私だって、誰かにプレゼントするのは好きです。知人にお菓子を上げたり、両親に誕生日やクリスマスなどに映画のDVDとか漫画とかをしょっちゅう送っています。で、問題とされるのは結果なんですよ。こんないい方は好きではありませんが、私がこれまでやったことは余り人の人生を背負うという責任が伴わない気楽なものですが、前リンクにおけるあの観賞魚の人が絵師さんに対してやろうとしている事は、必要とされる責任や配慮というものが、余りにも欠けていると感じます。

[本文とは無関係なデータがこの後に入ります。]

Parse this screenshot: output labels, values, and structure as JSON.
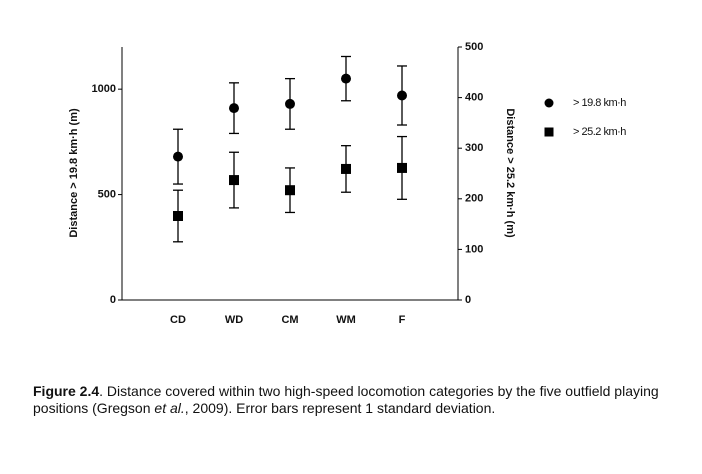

なんかnoteを見たんですが、好きな漫画家さんとタッグを組んでからコミックエッセイを作りたい・・・みたいな記事を見ました。どうも観賞魚の人は、応援する目的で絵師さんに依頼をして、有名にしたいという気持ちがすごく強く見えます。何か『七つの習慣:人格主義の回復』みたいにWin-Winを狙ってるかのような感じでしたし。でも・・・そういうのって、有名にしてハイ終わりじゃなくて、有名にした分その人の人生を負うような責任が生じると思うんですよ。プロの世界ならなおさら・・・それに、趣味で静かにやっていたいし、そんな時間もない(本業に忙殺されてる)絵師さんだっているかもしれません。だからこそ、最初に『かなしみとともに生きる』を引き合いに出して書いたように「有名にしたい」という自分の都合、つまり善意だけを押しつけていませんか・・・?みたいな感情が頭をちらりとよぎりました。それに、「有名になることや、それに伴う莫大な収入」が必ずしも作家にプラスになるとは限らない場合だってあるわけで・・・私の美大の若い先生も、そんな事をいってましたっけ・・・。

まぁ、善意でやっていることに冷水を浴びせることはあまり書きたくないし、観賞魚さんの心理も結構わかります。でも、善意だからこそ、「有名にしたい」という気持ちに、相手がどういうこたえを用意してるかも、きちんと耳を傾けておくべき・・・そう感じるのです。